NZ Newswire logoNZ Newswire 22/09/2016 Edwin Mitson

Shares of Trilogy International, which have almost tripled in the past 12 months, dropped to a three-month low after the skincare and home fragrance company raised its full-year sales guidance for a second time, suggesting investors were hoping for even better news at Thursday's annual meeting in Auckland.

The stock dropped 14 per cent to $4.01, and earlier sank as much as 18 per cent to $3.81, trimming their gain in the past 12 months to 47 per cent.

Daniel Metcalfe, senior investment advisor at OMF in Auckland was sceptical about the sell-off.

"I think it's a bit of profit-taking. The guidance they've given seems pretty bullish to me," he said.

"They're raising the bar yet again. But then again, they've had such fundamental growth over the last two years, perhaps investors expected more."

The company told shareholders at their annual meeting in Auckland that it expects 2017 revenue of $100 million to $110m, a gain of between 20 per cent and 32 per cent over 2016's $83m of sales.

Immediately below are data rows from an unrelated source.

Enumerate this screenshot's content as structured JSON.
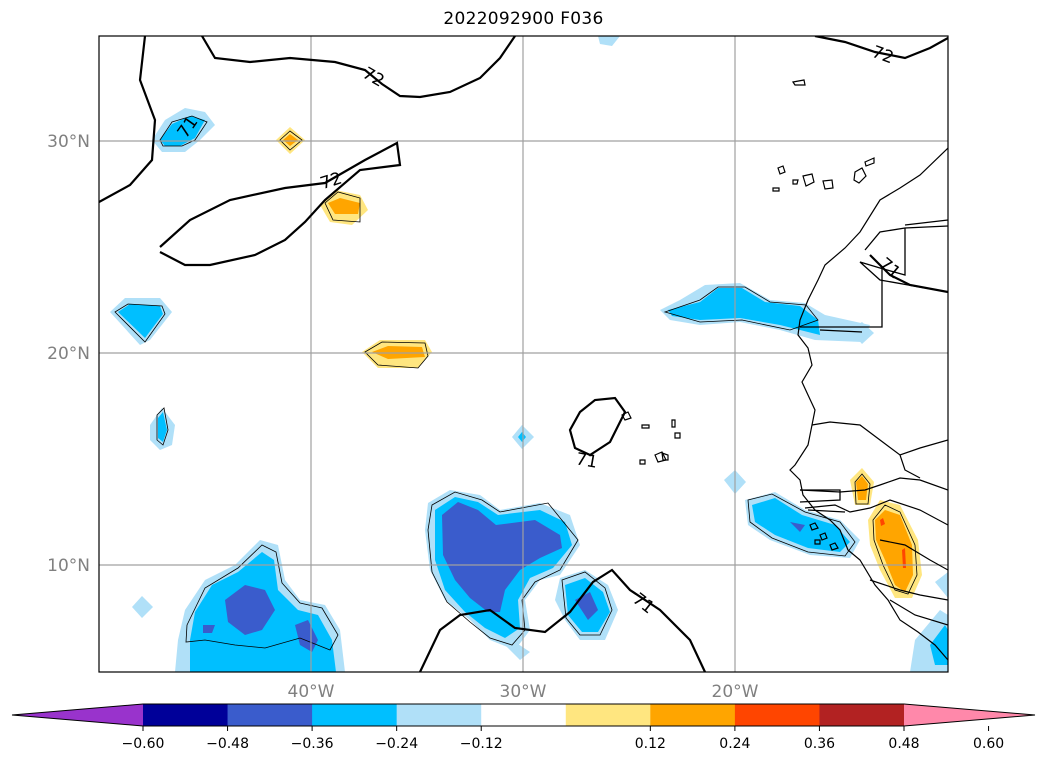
{
  "title": "2022092900 F036",
  "map": {
    "lat_labels": [
      "30°N",
      "20°N",
      "10°N"
    ],
    "lon_labels": [
      "40°W",
      "30°W",
      "20°W"
    ],
    "contour_labels": [
      "72",
      "72",
      "72",
      "71",
      "71",
      "71",
      "71"
    ]
  },
  "colorbar": {
    "ticks": [
      "−0.60",
      "−0.48",
      "−0.36",
      "−0.24",
      "−0.12",
      "0.12",
      "0.24",
      "0.36",
      "0.48",
      "0.60"
    ],
    "colors": [
      "#9933cc",
      "#000099",
      "#3a5ccc",
      "#00bfff",
      "#b0e0f8",
      "#ffffff",
      "#ffe680",
      "#ffa500",
      "#ff4500",
      "#b22222",
      "#ff88aa"
    ]
  }
}
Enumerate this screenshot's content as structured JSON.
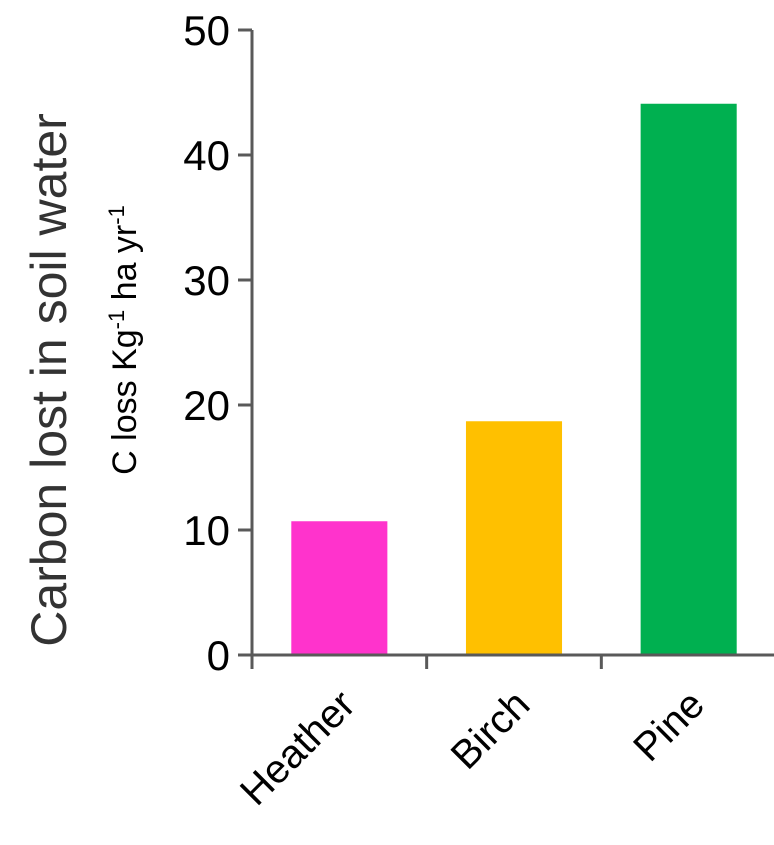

Trilogy's brands include Ecoya candles, Trilogy and Goodness. It also owns CS & Co, the country's largest independent importer and distributor of fragrances and toiletries, which it bought in August 2015.

Earnings before interest, taxation, amortisation and depreciation are expected to be $19m to $21m, an increase of between 17 and 29 per cent. That compares with ebitda of $16.3m in the 2016 full year.

If Trilogy International achieves $100m in revenue it would have almost tripled sales in just two years, mainly through the CS & Co acquisition. CS & Co delivered $28.6m in revenue in the seven and a half months it contributed to Trilogy's FY2016.